The gaming entertainment industry offers strong wages. Last year alone, commercial casino companies provided 339,098 jobs with wages (including benefits and tips) totaling $12.9 billion. (Taking into consideration indirect jobs provided by gaming, such as suppliers and manufacturers, the industry accounts for around 820,000 jobs and nearly 1 percent of this country's GDP.)
According to a 2010 national study, the average annual salary and benefits to employees in the commercial casino industry totaled almost $42,000, and estimates range well over $50,000 in areas with a higher cost of living. These numbers are even more impressive when compared to similar businesses: In the broader recreation sector (including businesses such as spectator sports, zoos, parks and museums), salaries average about $37,000 per year. Average salary and benefits provided by the commercial casino industry also are higher than those paid by retail industries such as food and beverage, clothing and gasoline. Their average, when taken together, is about $29,000.

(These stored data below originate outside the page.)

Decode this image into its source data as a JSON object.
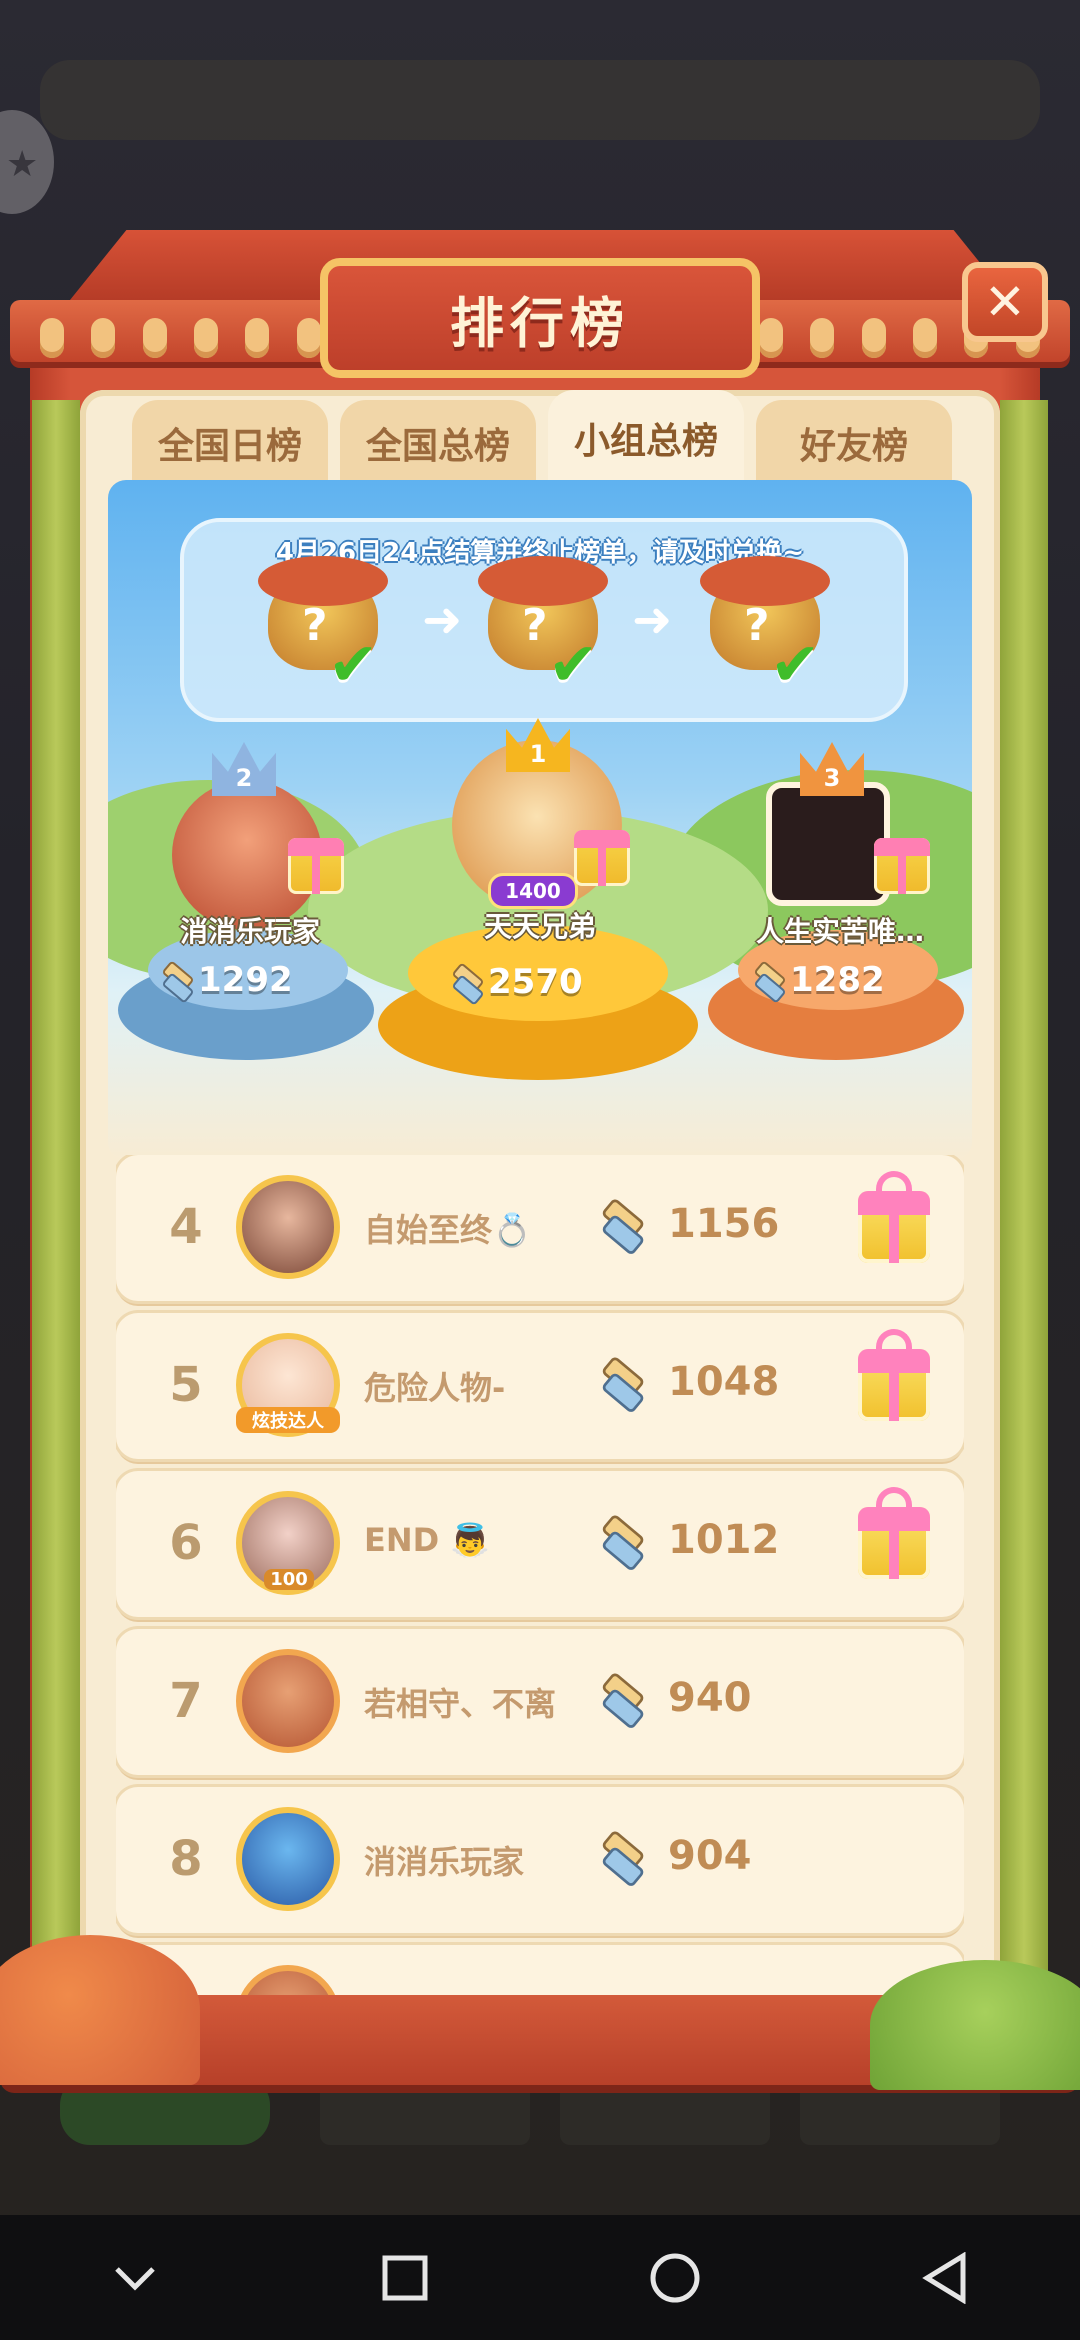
{
  "header": {
    "title": "排行榜",
    "close_icon": "close-icon"
  },
  "tabs": [
    {
      "label": "全国日榜",
      "active": false
    },
    {
      "label": "全国总榜",
      "active": false
    },
    {
      "label": "小组总榜",
      "active": true
    },
    {
      "label": "好友榜",
      "active": false
    }
  ],
  "notice": {
    "text": "4月26日24点结算并终止榜单，请及时兑换~"
  },
  "stages": [
    {
      "symbol": "?",
      "status": "✔"
    },
    {
      "symbol": "?",
      "status": "✔"
    },
    {
      "symbol": "?",
      "status": "✔"
    }
  ],
  "podium": {
    "first": {
      "rank": "1",
      "name": "天天兄弟",
      "score": "2570",
      "badge": "1400"
    },
    "second": {
      "rank": "2",
      "name": "消消乐玩家",
      "score": "1292"
    },
    "third": {
      "rank": "3",
      "name": "人生实苦唯…",
      "score": "1282"
    }
  },
  "rows": [
    {
      "rank": "4",
      "name": "自始至终💍",
      "score": "1156",
      "gift": true
    },
    {
      "rank": "5",
      "name": "危险人物-",
      "score": "1048",
      "gift": true,
      "avatar_tag": "炫技达人"
    },
    {
      "rank": "6",
      "name": "END 👼",
      "score": "1012",
      "gift": true,
      "avatar_tag": "100"
    },
    {
      "rank": "7",
      "name": "若相守、不离",
      "score": "940",
      "gift": false
    },
    {
      "rank": "8",
      "name": "消消乐玩家",
      "score": "904",
      "gift": false
    }
  ],
  "colors": {
    "accent_red": "#d6553a",
    "panel": "#f8ecd3",
    "gold": "#f5c466",
    "podium_gold": "#f6b61f",
    "podium_blue": "#7fb3dc",
    "podium_orange": "#f29a57"
  },
  "navbar": {
    "back_icon": "chevron-down-icon",
    "recent_icon": "square-icon",
    "home_icon": "circle-icon",
    "return_icon": "triangle-back-icon"
  }
}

Hiring locally and providing competitive salaries and benefits are just two facets of the equation. We are also committed to hiring a richly diverse family of employees. According to the most recent research, the commercial casino industry employs 20.6 percent more minority workers than the overall U.S. workforce. And casinos employ nearly 10 percent more minorities than other businesses in the arts, entertainment, recreation, accommodation and food services sectors. The same research shows that in 2007, casinos purchased more than $267 million in products and services from minority-owned businesses.
Despite today's economic uncertainty, it's also important that we offer not only jobs but careers. The magnitude and complexity of the typical casino's operation require a significant diversity of skills at every level of the organization: A 2002 study on casinos showed that there were a total of 19 distinct departments and 827 unique job titles — from architecture and engineering to retail and security — at the properties they surveyed. This shows an industry that offers substantial potential for growth and upward mobility amongst its employees. In the years since this data were last collected, there is no doubt the diversity of careers has expanded even more as the industry has continued to evolve.
Finally, I would be remiss not to point out that our industry consistently experiences extremely high (over 85 percent) employee satisfaction ratings. It also boasts impressive retention rates: A recent study showed the median tenure within the casino gaming industry to be seven years, with 42 percent of employees having worked in the industry for more than 10 years. Not only that, an industry survey of community leaders living in counties with commercial or racetrack casinos showed 83 percent of them agree that casinos have had a positive impact on the community. More than three-quarters (76 percent) say that casinos have done more to help than hurt the other businesses in their communities."
I've always felt that the future looks bright for the gaming entertainment industry. As quality jobs continue to be in short supply in our economy, I feel even more strongly that the opportunities offered by our businesses can help us climb out of this mess.
The American Gaming Association is neutral on expansion issues, and voters have the right to make their own decision about whether to support gambling expansion in Maryland. But they deserve to have all the facts when they do so. And the fact that our industry provides stable, quality career opportunities is undisputable.